Tuesday, August 13, 2019

MultiChoice Zimbabwe sheds jobs and starts voluntary retrenchment as DStv subscribers continue to plunge to 2010-levels amidst worsening economy as MultiChoice cuts 'costs to the bone'.

The embattled MultiChoice Zimbabwe is shedding jobs and has started a voluntary retrenchment process as DStv subscribers in the Southern African country continue to plunge amidst ongoing worsening economic conditions.

With the DStv subscriber numbers now at 2010-levels in Zimbabwe, MultiChoice Zimbabwe is getting rid of staffers and has started process of voluntary retrenchments as the customer base shrink as people struggle to pay for DStv and GOtv because they don't have the money, and struggle to pay because of limited payment options and currency problems in the country.

MultiChoice Zimbabwe is a franchise owned by Skynet (Pvt) Ltd. MultiChoice Zimbabwe calls the job losses and downsizing of its staff complement in the country "inevitable".
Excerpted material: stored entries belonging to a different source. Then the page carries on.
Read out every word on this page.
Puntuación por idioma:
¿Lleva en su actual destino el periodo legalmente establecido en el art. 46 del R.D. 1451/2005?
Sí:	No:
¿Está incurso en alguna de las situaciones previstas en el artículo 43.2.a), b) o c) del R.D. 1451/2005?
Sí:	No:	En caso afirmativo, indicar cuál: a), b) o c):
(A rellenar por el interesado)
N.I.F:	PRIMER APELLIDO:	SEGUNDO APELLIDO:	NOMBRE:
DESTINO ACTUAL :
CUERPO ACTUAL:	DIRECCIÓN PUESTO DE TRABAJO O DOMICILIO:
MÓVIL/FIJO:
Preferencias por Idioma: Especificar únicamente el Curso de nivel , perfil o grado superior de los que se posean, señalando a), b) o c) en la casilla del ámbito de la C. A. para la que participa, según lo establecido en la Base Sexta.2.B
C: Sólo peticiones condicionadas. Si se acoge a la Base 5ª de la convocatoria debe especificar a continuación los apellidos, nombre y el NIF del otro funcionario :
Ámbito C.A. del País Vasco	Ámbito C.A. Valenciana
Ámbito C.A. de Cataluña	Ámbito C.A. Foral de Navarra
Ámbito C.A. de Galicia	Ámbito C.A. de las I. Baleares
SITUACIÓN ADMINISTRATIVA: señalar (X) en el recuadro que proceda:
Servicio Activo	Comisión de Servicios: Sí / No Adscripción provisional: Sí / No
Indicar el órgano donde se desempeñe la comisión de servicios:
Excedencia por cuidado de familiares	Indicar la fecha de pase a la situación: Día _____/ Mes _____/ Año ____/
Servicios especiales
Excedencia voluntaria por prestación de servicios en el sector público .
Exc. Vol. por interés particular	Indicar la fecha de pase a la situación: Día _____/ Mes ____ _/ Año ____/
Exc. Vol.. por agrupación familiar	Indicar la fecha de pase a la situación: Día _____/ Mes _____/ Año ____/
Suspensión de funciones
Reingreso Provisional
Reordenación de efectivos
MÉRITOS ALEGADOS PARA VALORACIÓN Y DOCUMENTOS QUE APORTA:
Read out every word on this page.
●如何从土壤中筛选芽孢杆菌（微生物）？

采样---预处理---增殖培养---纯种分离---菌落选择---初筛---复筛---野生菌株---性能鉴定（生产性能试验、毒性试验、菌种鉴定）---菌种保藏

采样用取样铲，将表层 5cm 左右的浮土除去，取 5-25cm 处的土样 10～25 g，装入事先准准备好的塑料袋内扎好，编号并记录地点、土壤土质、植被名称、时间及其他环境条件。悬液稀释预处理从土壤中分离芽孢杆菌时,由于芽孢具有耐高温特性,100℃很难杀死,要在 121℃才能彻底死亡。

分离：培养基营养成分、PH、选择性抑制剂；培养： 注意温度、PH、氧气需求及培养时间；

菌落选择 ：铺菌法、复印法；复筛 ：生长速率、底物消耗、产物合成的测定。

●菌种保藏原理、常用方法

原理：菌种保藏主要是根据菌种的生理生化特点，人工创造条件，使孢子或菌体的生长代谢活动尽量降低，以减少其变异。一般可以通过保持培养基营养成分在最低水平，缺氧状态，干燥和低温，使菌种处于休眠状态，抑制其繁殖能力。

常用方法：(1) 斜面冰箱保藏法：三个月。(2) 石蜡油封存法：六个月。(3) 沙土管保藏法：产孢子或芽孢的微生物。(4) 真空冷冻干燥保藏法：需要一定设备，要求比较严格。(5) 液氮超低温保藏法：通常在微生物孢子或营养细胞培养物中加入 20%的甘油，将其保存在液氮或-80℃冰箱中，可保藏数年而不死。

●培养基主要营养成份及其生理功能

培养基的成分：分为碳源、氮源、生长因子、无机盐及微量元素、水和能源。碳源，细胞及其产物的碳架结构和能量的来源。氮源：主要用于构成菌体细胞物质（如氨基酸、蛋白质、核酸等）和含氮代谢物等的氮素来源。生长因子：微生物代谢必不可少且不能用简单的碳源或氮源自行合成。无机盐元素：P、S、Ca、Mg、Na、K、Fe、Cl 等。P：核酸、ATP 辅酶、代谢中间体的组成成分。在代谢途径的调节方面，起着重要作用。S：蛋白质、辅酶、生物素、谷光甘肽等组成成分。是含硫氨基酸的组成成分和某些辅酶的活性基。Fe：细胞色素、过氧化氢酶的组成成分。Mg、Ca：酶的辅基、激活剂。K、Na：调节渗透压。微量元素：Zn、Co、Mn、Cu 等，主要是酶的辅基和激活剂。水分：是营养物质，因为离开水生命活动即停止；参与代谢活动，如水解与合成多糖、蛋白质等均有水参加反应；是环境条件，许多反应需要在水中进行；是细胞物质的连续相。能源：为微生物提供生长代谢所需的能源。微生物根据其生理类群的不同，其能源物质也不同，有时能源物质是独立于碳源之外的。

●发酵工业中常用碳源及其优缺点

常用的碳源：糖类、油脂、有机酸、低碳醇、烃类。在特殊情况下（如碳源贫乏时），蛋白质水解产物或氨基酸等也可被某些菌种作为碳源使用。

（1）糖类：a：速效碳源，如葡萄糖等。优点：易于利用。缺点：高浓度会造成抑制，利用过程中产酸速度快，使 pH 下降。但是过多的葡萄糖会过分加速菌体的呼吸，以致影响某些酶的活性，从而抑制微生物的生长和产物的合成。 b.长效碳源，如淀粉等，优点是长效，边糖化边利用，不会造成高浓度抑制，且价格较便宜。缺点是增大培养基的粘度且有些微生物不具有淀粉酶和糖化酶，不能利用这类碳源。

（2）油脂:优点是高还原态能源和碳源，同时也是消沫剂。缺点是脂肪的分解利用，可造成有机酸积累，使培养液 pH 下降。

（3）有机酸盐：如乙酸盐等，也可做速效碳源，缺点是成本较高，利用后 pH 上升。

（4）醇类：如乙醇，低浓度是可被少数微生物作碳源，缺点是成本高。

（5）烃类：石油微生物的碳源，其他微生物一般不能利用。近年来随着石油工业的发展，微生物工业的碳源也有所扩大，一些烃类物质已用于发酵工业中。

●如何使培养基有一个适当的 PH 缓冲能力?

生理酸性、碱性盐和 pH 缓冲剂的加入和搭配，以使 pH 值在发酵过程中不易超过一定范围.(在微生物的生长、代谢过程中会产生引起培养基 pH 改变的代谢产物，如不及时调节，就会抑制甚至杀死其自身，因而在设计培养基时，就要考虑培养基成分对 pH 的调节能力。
"Due to the current economic challenges facing Zimbabwe, Skynet has undertaken a comprehensive business evaluation in order to remain sustainable," says Elizabeth Dziva, MultiChoice Zimbabwe's spokesperson.

"The difficult decision to reduce its operating costs will include the offer of voluntary employee retrenchments".

MultiChoice Zimbabwe told staffers that "We have tried to manage and reduce our costs to the bone. We stopped all contract employees, reduced working hours, strict usage of company vehicles among other measures".

"However, our subscriber numbers have reduced to the numbers we were back in 2010. The decline subsists with an adverse trend beyond our control and it appears we are delaying the inevitable."

"MultiChoice mainly depends on subscriber revenue and in turn Ally Property Investments (Pvt) Limited depends on rentals from tenants who are not spared by the economic challenges and Skynet (Pvt) Limited is their major client," said the company.